Treatment. Chronic bacterial prostatitis requires long-term antibiotic therapy, usually for at least 4 weeks. The most common bacteria isolated are E coli and Proteus, Pseudomonas, Streptococcus, and Staphylococcus species. Antibiotic selection should be based on culture and sensitivity results and should include those agents that will reach the highest concentration in the prostate. 
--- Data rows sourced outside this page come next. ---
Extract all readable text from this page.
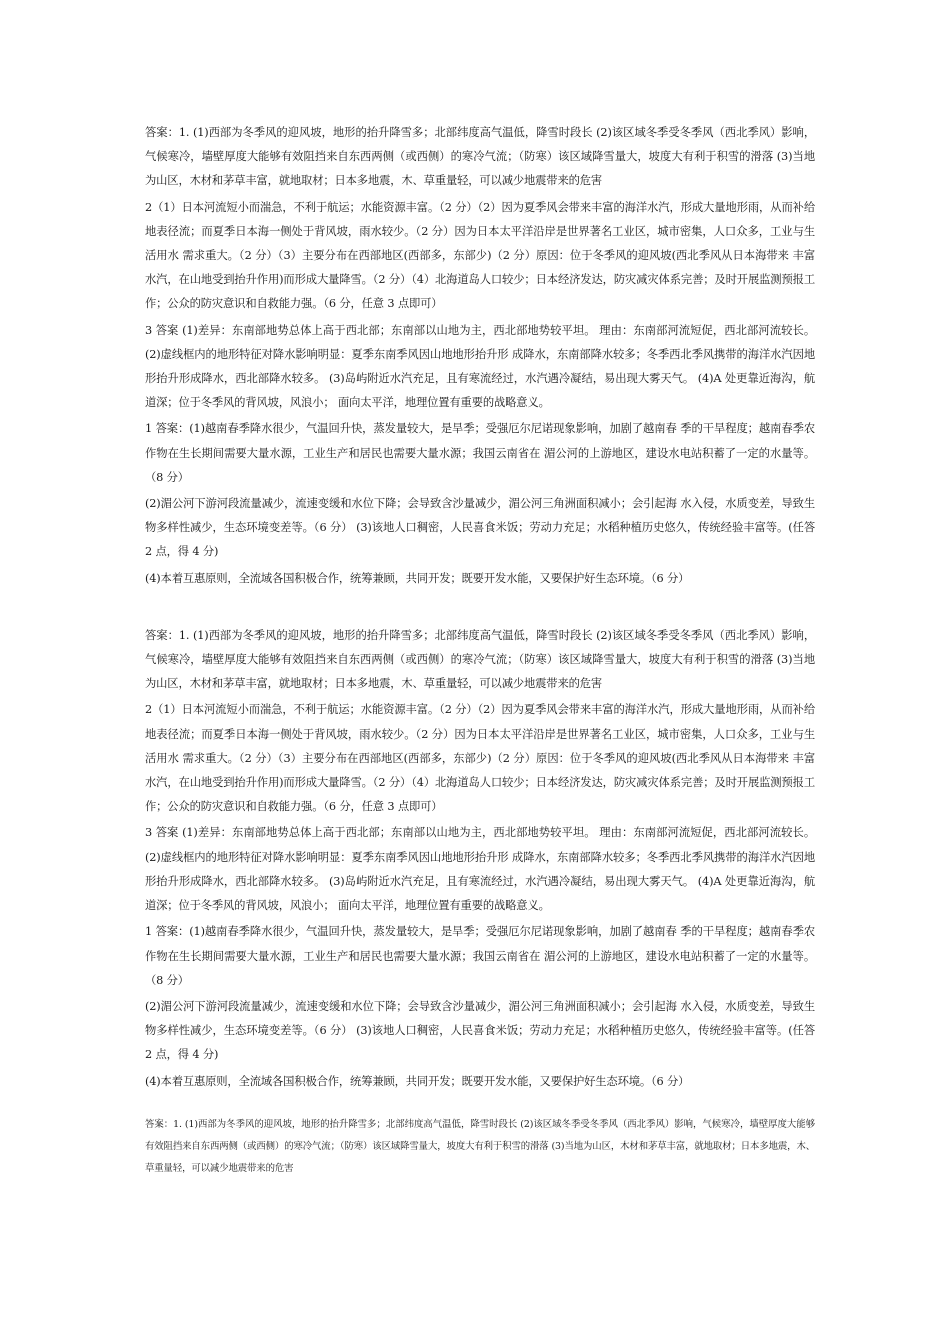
答案：1. (1)西部为冬季风的迎风坡，地形的抬升降雪多；北部纬度高气温低，降雪时段长 (2)该区域冬季受冬季风（西北季风）影响，气候寒冷，墙壁厚度大能够有效阻挡来自东西两侧（或西侧）的寒冷气流；（防寒）该区域降雪量大，坡度大有利于积雪的滑落 (3)当地为山区，木材和茅草丰富，就地取材；日本多地震，木、草重量轻，可以减少地震带来的危害

2（1）日本河流短小而湍急，不利于航运；水能资源丰富。（2 分）（2）因为夏季风会带来丰富的海洋水汽，形成大量地形雨，从而补给地表径流；而夏季日本海一侧处于背风坡，雨水较少。（2 分）因为日本太平洋沿岸是世界著名工业区，城市密集，人口众多，工业与生活用水 需求重大。（2 分）（3）主要分布在西部地区(西部多，东部少)（2 分）原因：位于冬季风的迎风坡(西北季风从日本海带来 丰富水汽，在山地受到抬升作用)而形成大量降雪。（2 分）（4）北海道岛人口较少；日本经济发达，防灾减灾体系完善；及时开展监测预报工作；公众的防灾意识和自救能力强。（6 分，任意 3 点即可）

3 答案 (1)差异：东南部地势总体上高于西北部；东南部以山地为主，西北部地势较平坦。 理由：东南部河流短促，西北部河流较长。(2)虚线框内的地形特征对降水影响明显：夏季东南季风因山地地形抬升形 成降水，东南部降水较多；冬季西北季风携带的海洋水汽因地形抬升形成降水，西北部降水较多。 (3)岛屿附近水汽充足，且有寒流经过，水汽遇冷凝结，易出现大雾天气。 (4)A 处更靠近海沟，航道深；位于冬季风的背风坡，风浪小； 面向太平洋，地理位置有重要的战略意义。

1 答案：(1)越南春季降水很少，气温回升快，蒸发量较大，是旱季；受强厄尔尼诺现象影响，加剧了越南春 季的干旱程度；越南春季农作物在生长期间需要大量水源，工业生产和居民也需要大量水源；我国云南省在 湄公河的上游地区，建设水电站积蓄了一定的水量等。（8 分）

(2)湄公河下游河段流量减少，流速变缓和水位下降；会导致含沙量减少，湄公河三角洲面积减小；会引起海 水入侵，水质变差，导致生物多样性减少，生态环境变差等。（6 分） (3)该地人口稠密，人民喜食米饭；劳动力充足；水稻种植历史悠久，传统经验丰富等。(任答 2 点，得 4 分)

(4)本着互惠原则，全流域各国积极合作，统筹兼顾，共同开发；既要开发水能，又要保护好生态环境。（6 分）

答案：1. (1)西部为冬季风的迎风坡，地形的抬升降雪多；北部纬度高气温低，降雪时段长 (2)该区域冬季受冬季风（西北季风）影响，气候寒冷，墙壁厚度大能够有效阻挡来自东西两侧（或西侧）的寒冷气流；（防寒）该区域降雪量大，坡度大有利于积雪的滑落 (3)当地为山区，木材和茅草丰富，就地取材；日本多地震，木、草重量轻，可以减少地震带来的危害

2（1）日本河流短小而湍急，不利于航运；水能资源丰富。（2 分）（2）因为夏季风会带来丰富的海洋水汽，形成大量地形雨，从而补给地表径流；而夏季日本海一侧处于背风坡，雨水较少。（2 分）因为日本太平洋沿岸是世界著名工业区，城市密集，人口众多，工业与生活用水 需求重大。（2 分）（3）主要分布在西部地区(西部多，东部少)（2 分）原因：位于冬季风的迎风坡(西北季风从日本海带来 丰富水汽，在山地受到抬升作用)而形成大量降雪。（2 分）（4）北海道岛人口较少；日本经济发达，防灾减灾体系完善；及时开展监测预报工作；公众的防灾意识和自救能力强。（6 分，任意 3 点即可）

3 答案 (1)差异：东南部地势总体上高于西北部；东南部以山地为主，西北部地势较平坦。 理由：东南部河流短促，西北部河流较长。(2)虚线框内的地形特征对降水影响明显：夏季东南季风因山地地形抬升形 成降水，东南部降水较多；冬季西北季风携带的海洋水汽因地形抬升形成降水，西北部降水较多。 (3)岛屿附近水汽充足，且有寒流经过，水汽遇冷凝结，易出现大雾天气。 (4)A 处更靠近海沟，航道深；位于冬季风的背风坡，风浪小； 面向太平洋，地理位置有重要的战略意义。

1 答案：(1)越南春季降水很少，气温回升快，蒸发量较大，是旱季；受强厄尔尼诺现象影响，加剧了越南春 季的干旱程度；越南春季农作物在生长期间需要大量水源，工业生产和居民也需要大量水源；我国云南省在 湄公河的上游地区，建设水电站积蓄了一定的水量等。（8 分）

(2)湄公河下游河段流量减少，流速变缓和水位下降；会导致含沙量减少，湄公河三角洲面积减小；会引起海 水入侵，水质变差，导致生物多样性减少，生态环境变差等。（6 分） (3)该地人口稠密，人民喜食米饭；劳动力充足；水稻种植历史悠久，传统经验丰富等。(任答 2 点，得 4 分)

(4)本着互惠原则，全流域各国积极合作，统筹兼顾，共同开发；既要开发水能，又要保护好生态环境。（6 分）

答案：1. (1)西部为冬季风的迎风坡，地形的抬升降雪多；北部纬度高气温低，降雪时段长 (2)该区域冬季受冬季风（西北季风）影响，气候寒冷，墙壁厚度大能够有效阻挡来自东西两侧（或西侧）的寒冷气流；（防寒）该区域降雪量大，坡度大有利于积雪的滑落 (3)当地为山区，木材和茅草丰富，就地取材；日本多地震，木、草重量轻，可以减少地震带来的危害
  • What methods can be used to obtain prostatic fluid for cytology and bacterial culture?
  • What are potential complications of fine-needle aspiration or biopsy of the prostate?

Did You Answer ...

  • Prostatic fluid can be obtained via ejaculation (collection of the third fraction) or by prostatic wash. In cases of acute prostatitis or prostatic abscess, prostatic wash may cause septicemia by forcing organisms into the bloodstream. Treatment with antibiotics before prostatic wash is recommended. Urine bacterial culture results often correlate with prostatic fluid culture results and may be used as an alternative if the other procedures cannot be performed.If neoplasia is suspected, fine-needle aspiration or biopsy of the prostate is recommended because neoplastic cells are rarely recovered from samples obtained by prostatic wash or ejaculation.
  • Hemorrhage and peritonitis can occur. Prostate biopsy is not indicated in cases of acute prostatitis unless neoplasia cannot be ruled out. Mild, transient hematuria may occur but usually does not require treatment. Ultrasound-guided biopsies are recommended over blind biopsies to reduce potential damage to surrounding structures.    

PROSTATE CYTOLOGY • Brandy Dugas and Jill Brunker


1. Evaluation of the cytologic diagnosis of canine prostatic disorders.Rowe JR, Canfield PJ, Martin PA. Vet Clin Pathol 3:150-154, 2004.